Il lavoro per  quest’ultima pellicola, inizia dopo Volver (2006), girato qualche anno dopo la morte di Francisca Caballero, madre di Pedro. Si tratta di un’opera personale e intensa, incentrata sull’abbandono e il ritorno al luogo d’origine, inteso sia come il paesino di quattromila anime che Pedro lasciò ancora bambino, sia come  figura archetipica della madre. Le due generazioni di madri impersonate da Carmen Maura, ritornata sul set del regista manchego dopo ben diciassette anni di rottura, e da una Penélope Cruz magnifica, seguono la falsariga del personaggio di Manuela (Cecilia Roth) nel precedente Todo sobre mi madreTutto su mia madre (1999). La figura della madre, centrale nella sua vita, Pedro riesce a rappresentarla compiutamente solo attraverso Penélope Cruz: una madre dallo sguardo di vellutata dolcezza, dalla fisicità di Anna Magnani, talmente forte da riuscire a superare ogni situazione con soluzioni talmente  a limite dell’assurdo da diventare comiche, per poi abbandonarsi alla fragilità del pianto, quando il calore delle donne della sua famiglia la stringe avvolge.

La madre di Almodóvar che è piaciuta di più agli Academy Awards è Manuela/Cecilia Roth, nel film che è valso a Pedro il suo primo, agognato Oscar come miglior film straniero. Todo sobre mi madre è un tipico melodramma almodovariano, caratterizzato da chiare influenze di autori come Tennesse Williams, con il suo Un tram chiamato desiderio, e di J.L. Mankiewicz resgista di Eva contro Eva. La tipicità del film emerge soprattutto nel tema, caro a Pedro, della fluidità dell’identità, che diventa talmente normale da sfociare nello scoppiettante monologo sulla donna naturale di Agrado (Antonia San Juan).

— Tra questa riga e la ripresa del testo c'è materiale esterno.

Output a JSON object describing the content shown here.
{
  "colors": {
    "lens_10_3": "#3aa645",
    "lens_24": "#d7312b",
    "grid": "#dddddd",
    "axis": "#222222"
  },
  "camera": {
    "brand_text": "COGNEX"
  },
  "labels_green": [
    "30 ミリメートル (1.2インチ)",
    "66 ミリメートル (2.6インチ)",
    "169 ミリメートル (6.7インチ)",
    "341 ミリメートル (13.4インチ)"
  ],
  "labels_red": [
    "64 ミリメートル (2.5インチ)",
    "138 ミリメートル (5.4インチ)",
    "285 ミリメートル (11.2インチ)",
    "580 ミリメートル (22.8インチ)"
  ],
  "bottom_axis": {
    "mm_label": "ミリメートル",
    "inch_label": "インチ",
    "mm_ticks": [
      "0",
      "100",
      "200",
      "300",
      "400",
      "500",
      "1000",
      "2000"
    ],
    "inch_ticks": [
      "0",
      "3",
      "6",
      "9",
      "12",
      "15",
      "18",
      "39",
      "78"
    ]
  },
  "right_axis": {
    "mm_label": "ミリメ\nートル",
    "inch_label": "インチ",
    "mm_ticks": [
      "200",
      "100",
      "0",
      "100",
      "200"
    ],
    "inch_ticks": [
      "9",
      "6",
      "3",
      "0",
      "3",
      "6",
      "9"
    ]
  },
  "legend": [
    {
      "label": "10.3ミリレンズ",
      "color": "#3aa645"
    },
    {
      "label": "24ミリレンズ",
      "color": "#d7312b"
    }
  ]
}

Nel 2002 arriva la conferma del successo internazionale di Almodóvar con Hable con ellaParla con lei, un tipico “almodramma”, accompagnato dalla musica di Caetano Veloso e dalle coreografie di Pina Bausch, in cui la violenza dell’infermiere Benigno (Javier Càmara) su una ragazza in coma, diventa un fatto normale perché accaduto per amore. L’estetica almodovariana raggiunge il suo massimo, raccontando lo stupro attraverso un visionario cortometraggio muto e in bianco e nero, inserito all’interno dell’unità narrativa del film, che richiama una scena di Legami!. L’ironia della sorte ha voluto che la famosa scena del palombaro in Legami! costasse al film il timbro della censura americana negli anni ’90, mentre Parla con lei vincesse l’Oscar per la migliore sceneggiatura dodici anni dopo.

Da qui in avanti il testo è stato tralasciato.